KME Word Segmentation
AI for tokenize chemical IUPAC name using tensorflow and keras.
Prepare training dataset
What to have


CHAR_INDICES: dictionary with key is character [string], value is number [int] (use to preprocess text to number)


Dict_cut: Input text with determined (by '|' ) where to be cut (use for create label)


Cyclo|prop|ane| |Non|a|-|1|,|8|-|di|yne|
|1|,|3|-|di|chlorocyclo|hex|ane| |Hept|a|-|1|,|5|-|di|ene


Dict: Input text (raw) (use for train model)

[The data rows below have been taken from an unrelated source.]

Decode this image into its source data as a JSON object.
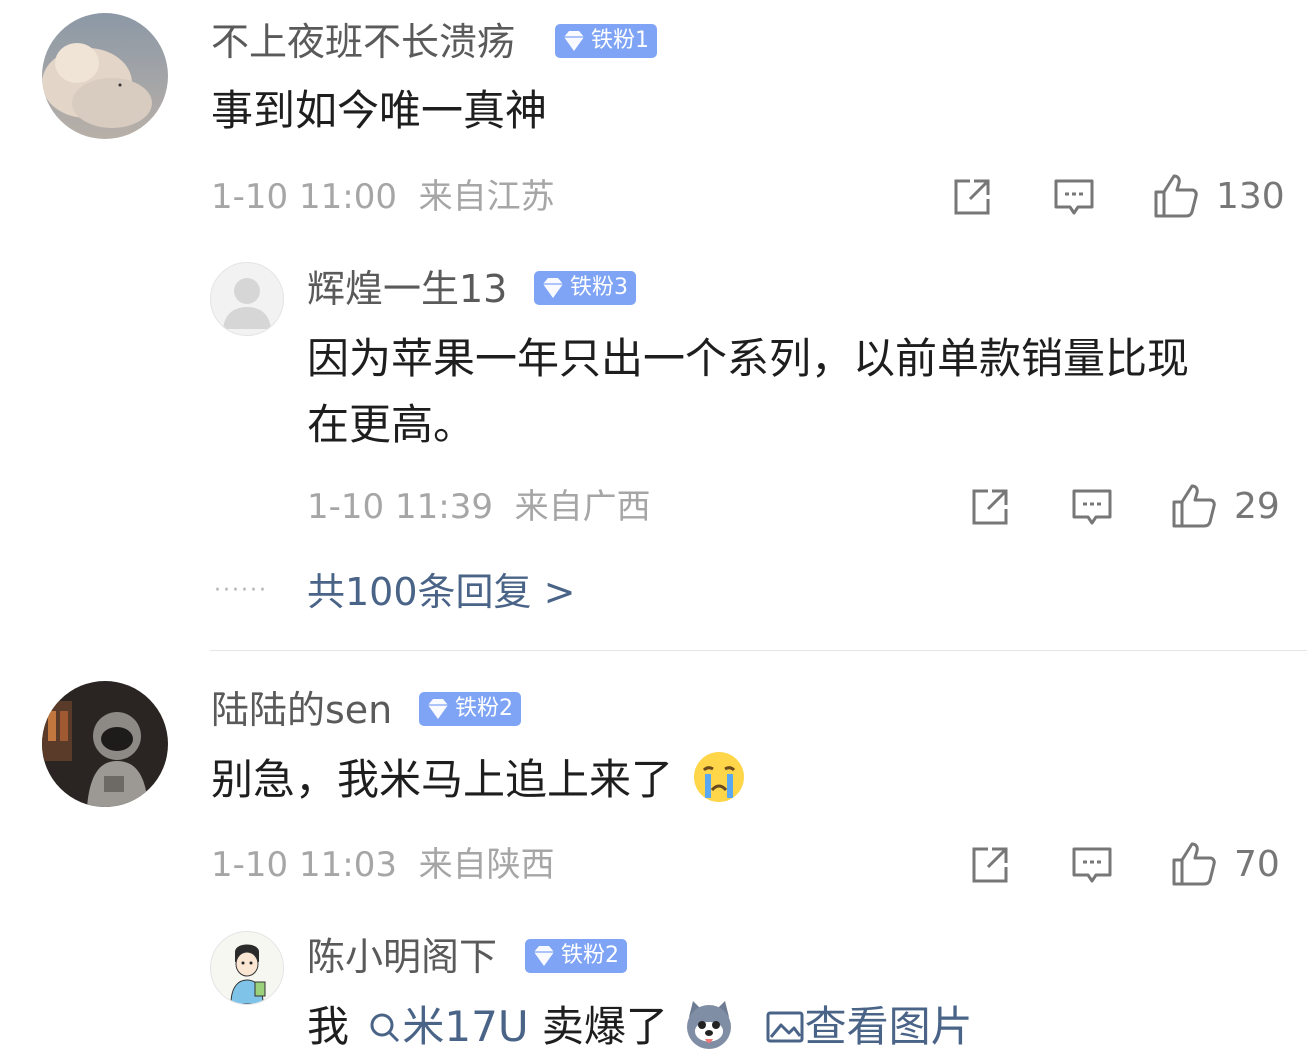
{
  "comments": [
    {
      "username": "不上夜班不长溃疡",
      "badge": "铁粉1",
      "text": "事到如今唯一真神",
      "time": "1-10 11:00",
      "location": "来自江苏",
      "likes": "130"
    },
    {
      "username": "辉煌一生13",
      "badge": "铁粉3",
      "text_line1": "因为苹果一年只出一个系列，以前单款销量比现",
      "text_line2": "在更高。",
      "time": "1-10 11:39",
      "location": "来自广西",
      "likes": "29"
    },
    {
      "username": "陆陆的sen",
      "badge": "铁粉2",
      "text": "别急，我米马上追上来了",
      "time": "1-10 11:03",
      "location": "来自陕西",
      "likes": "70"
    },
    {
      "username": "陈小明阁下",
      "badge": "铁粉2",
      "text_prefix": "我",
      "text_link": "米17U",
      "text_suffix": "卖爆了",
      "view_image": "查看图片"
    }
  ],
  "more_replies": "共100条回复 >",
  "dots": "······",
  "icons": {
    "badge": "diamond-icon",
    "share": "share-icon",
    "comment": "comment-icon",
    "like": "thumbs-up-icon",
    "search": "search-icon",
    "image": "image-icon"
  },
  "colors": {
    "badge_bg": "#7fa4f5",
    "link": "#4a6488",
    "meta": "#a6a6a6"
  }
}
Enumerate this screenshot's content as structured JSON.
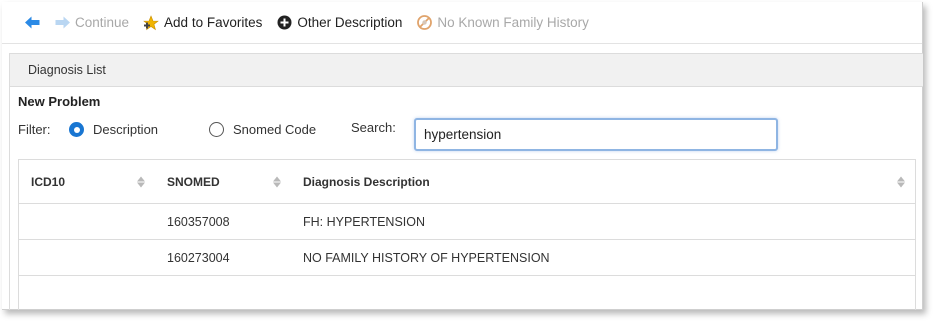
{
  "toolbar": {
    "back_icon": "arrow-left-icon",
    "continue_label": "Continue",
    "favorites_label": "Add to Favorites",
    "other_description_label": "Other Description",
    "no_family_history_label": "No Known Family History"
  },
  "panel": {
    "title": "Diagnosis List"
  },
  "form": {
    "heading": "New Problem",
    "filter_label": "Filter:",
    "filter_options": [
      "Description",
      "Snomed Code"
    ],
    "selected_filter": "Description",
    "search_label": "Search:",
    "search_value": "hypertension"
  },
  "table": {
    "columns": [
      "ICD10",
      "SNOMED",
      "Diagnosis Description"
    ],
    "rows": [
      {
        "icd10": "",
        "snomed": "160357008",
        "description": "FH: HYPERTENSION"
      },
      {
        "icd10": "",
        "snomed": "160273004",
        "description": "NO FAMILY HISTORY OF HYPERTENSION"
      }
    ]
  },
  "colors": {
    "accent": "#1976d2",
    "disabled_text": "#a8a8a8",
    "favorites_star": "#f0b400",
    "search_border": "#8fb5e3"
  }
}
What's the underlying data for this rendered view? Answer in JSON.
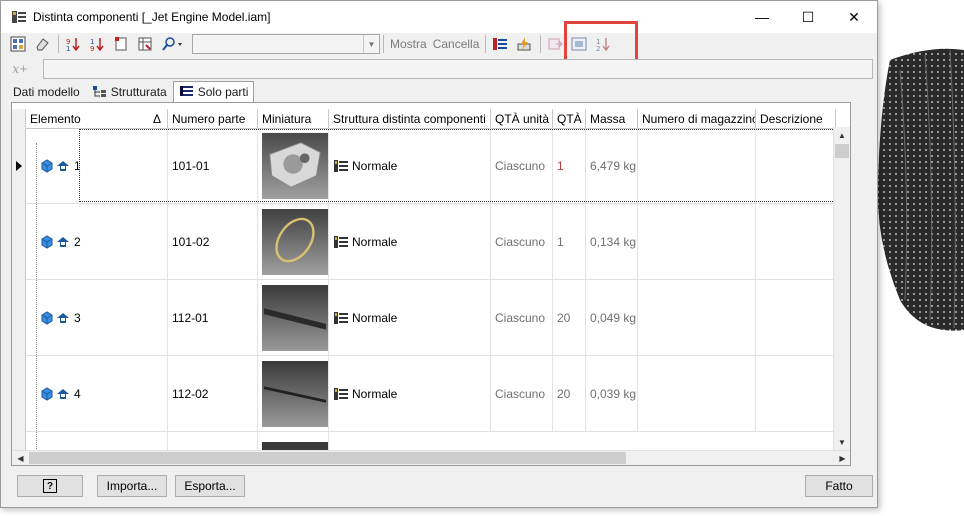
{
  "window": {
    "title": "Distinta componenti [_Jet Engine Model.iam]",
    "minimize": "—",
    "maximize": "☐",
    "close": "✕"
  },
  "toolbar": {
    "show_label": "Mostra",
    "clear_label": "Cancella"
  },
  "tabs": [
    {
      "label": "Dati modello"
    },
    {
      "label": "Strutturata"
    },
    {
      "label": "Solo parti"
    }
  ],
  "grid": {
    "columns": [
      {
        "label": "Elemento"
      },
      {
        "label": "Numero parte"
      },
      {
        "label": "Miniatura"
      },
      {
        "label": "Struttura distinta componenti"
      },
      {
        "label": "QTÀ unità"
      },
      {
        "label": "QTÀ"
      },
      {
        "label": "Massa"
      },
      {
        "label": "Numero di magazzino"
      },
      {
        "label": "Descrizione"
      }
    ],
    "sort_indicator": "Δ",
    "rows": [
      {
        "item": "1",
        "part": "101-01",
        "structure": "Normale",
        "unit_qty": "Ciascuno",
        "qty": "1",
        "mass": "6,479 kg",
        "stock": "",
        "desc": ""
      },
      {
        "item": "2",
        "part": "101-02",
        "structure": "Normale",
        "unit_qty": "Ciascuno",
        "qty": "1",
        "mass": "0,134 kg",
        "stock": "",
        "desc": ""
      },
      {
        "item": "3",
        "part": "112-01",
        "structure": "Normale",
        "unit_qty": "Ciascuno",
        "qty": "20",
        "mass": "0,049 kg",
        "stock": "",
        "desc": ""
      },
      {
        "item": "4",
        "part": "112-02",
        "structure": "Normale",
        "unit_qty": "Ciascuno",
        "qty": "20",
        "mass": "0,039 kg",
        "stock": "",
        "desc": ""
      }
    ]
  },
  "footer": {
    "help_label": "?",
    "import_label": "Importa...",
    "export_label": "Esporta...",
    "done_label": "Fatto"
  },
  "colors": {
    "highlight": "#e0453c",
    "selection_arrow": "#000000",
    "qty_one": "#b04040"
  }
}
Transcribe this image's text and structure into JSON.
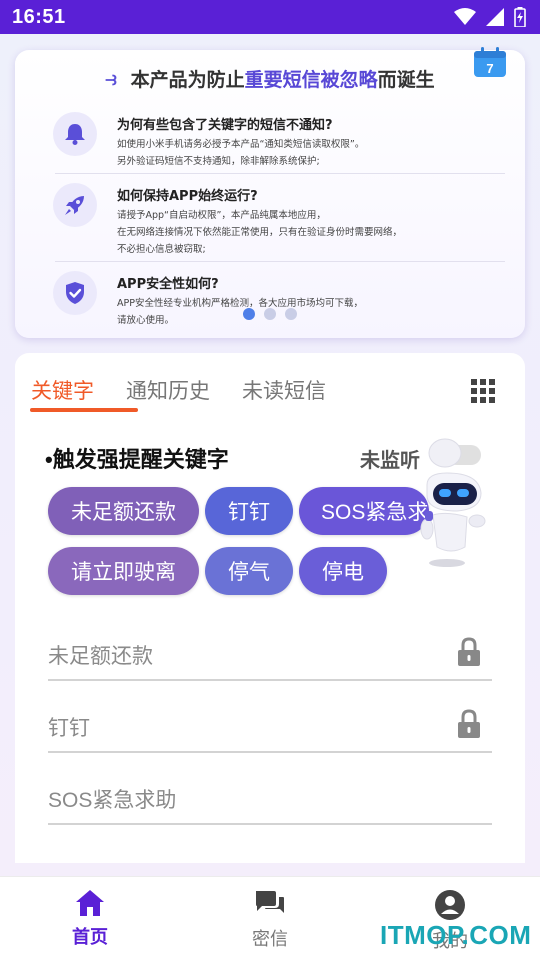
{
  "status_bar": {
    "time": "16:51",
    "icons": [
      "wifi-icon",
      "signal-icon",
      "battery-charging-icon"
    ]
  },
  "info_card": {
    "banner": {
      "prefix": "本产品为防止",
      "highlight": "重要短信被忽略",
      "suffix": "而诞生"
    },
    "calendar_day": "7",
    "faqs": [
      {
        "icon": "bell-icon",
        "question": "为何有些包含了关键字的短信不通知?",
        "answer": "如使用小米手机请务必授予本产品“通知类短信读取权限”。\n另外验证码短信不支持通知，除非解除系统保护;"
      },
      {
        "icon": "rocket-icon",
        "question": "如何保持APP始终运行?",
        "answer": "请授予App“自启动权限”，本产品纯属本地应用，\n在无网络连接情况下依然能正常使用，只有在验证身份时需要网络，\n不必担心信息被窃取;"
      },
      {
        "icon": "shield-check-icon",
        "question": "APP安全性如何?",
        "answer": "APP安全性经专业机构严格检测，各大应用市场均可下载，\n请放心使用。"
      }
    ],
    "carousel": {
      "count": 3,
      "active_index": 0
    }
  },
  "tabs": [
    {
      "label": "关键字",
      "active": true
    },
    {
      "label": "通知历史",
      "active": false
    },
    {
      "label": "未读短信",
      "active": false
    }
  ],
  "keywords_section": {
    "title": "•触发强提醒关键字",
    "monitor_status": "未监听",
    "chips": [
      {
        "label": "未足额还款",
        "color": "#8060b8"
      },
      {
        "label": "钉钉",
        "color": "#5866d8"
      },
      {
        "label": "SOS紧急求",
        "color": "#6a56d8"
      },
      {
        "label": "请立即驶离",
        "color": "#8a68bc"
      },
      {
        "label": "停气",
        "color": "#6a72d6"
      },
      {
        "label": "停电",
        "color": "#6a5ed8"
      }
    ],
    "fields": [
      {
        "placeholder": "未足额还款",
        "locked": true
      },
      {
        "placeholder": "钉钉",
        "locked": true
      },
      {
        "placeholder": "SOS紧急求助",
        "locked": false
      }
    ]
  },
  "bottom_nav": [
    {
      "label": "首页",
      "icon": "home-icon",
      "active": true
    },
    {
      "label": "密信",
      "icon": "chat-icon",
      "active": false
    },
    {
      "label": "我的",
      "icon": "user-icon",
      "active": false
    }
  ],
  "watermark": "ITMOP.COM",
  "colors": {
    "status_bar": "#5a20d6",
    "accent": "#f05a28",
    "nav_active": "#5a20d6",
    "carousel_active": "#4f7fe8"
  }
}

Cyclopropane Nona-1,8-diyne 1,3-dichlorocyclohexane Hepta-1,5-diene

Create dataset

Make JSON value as array of chemical name (dataset, dataset_cut)
Split array for training dataset (90%) (dataset_train, dataset_cut_train) and validation dataset (10%) (dataset_val, dataset_cut_val)
Join item in each array together into text
Create dataset using create_dataset function that take dataset_cut then return X_train (size: [text_length, look_back]) (dataset_cut that have been cut '|') and label (position where to cut 1 = cut, 0 = not cut)
Use tf.data.Dataset.from_tensor_slices((X, y)).batch_size(128) to make data easy to be train

Create Model

We use 1xEmbedding layer, 1xBidirection LSTM layer, Dense Layer
Compiled model optimizer = Adam, loss_function = Categorical Crossentropy (becase we classify 2 label output 1 = cut, 0 = not cut) call_back = [EarlyStopping, ModelCheckpoint]
Early stopping : Stop train model if validation_loss is being increase
ModelCheckpoint : Save model that has minimum validation_loss

After Train Model

The output of the model is array (size: [batch_size, 2] determined which position to be cut (value = 0 -> not cut ; 1 -> cut))

[1 1 1 1 1 0 1 1 0 0 0 0 1 1 1 1 1 0 0 0 1 0 1 0 0 0 1 0 0]


Tokenize dataset (text which didn't determined where to be cut) with label (output from model) using word_tokenize function that return array of text that has been cut

['1', ',', '2', '-', 'di', 'h', 'ydrox', 'y', '-', '2', '-', 'meth', 'yl', 'prop', 'ane']

License

For personal and professional use. You cannot resell or redistribute these repositories in their original state.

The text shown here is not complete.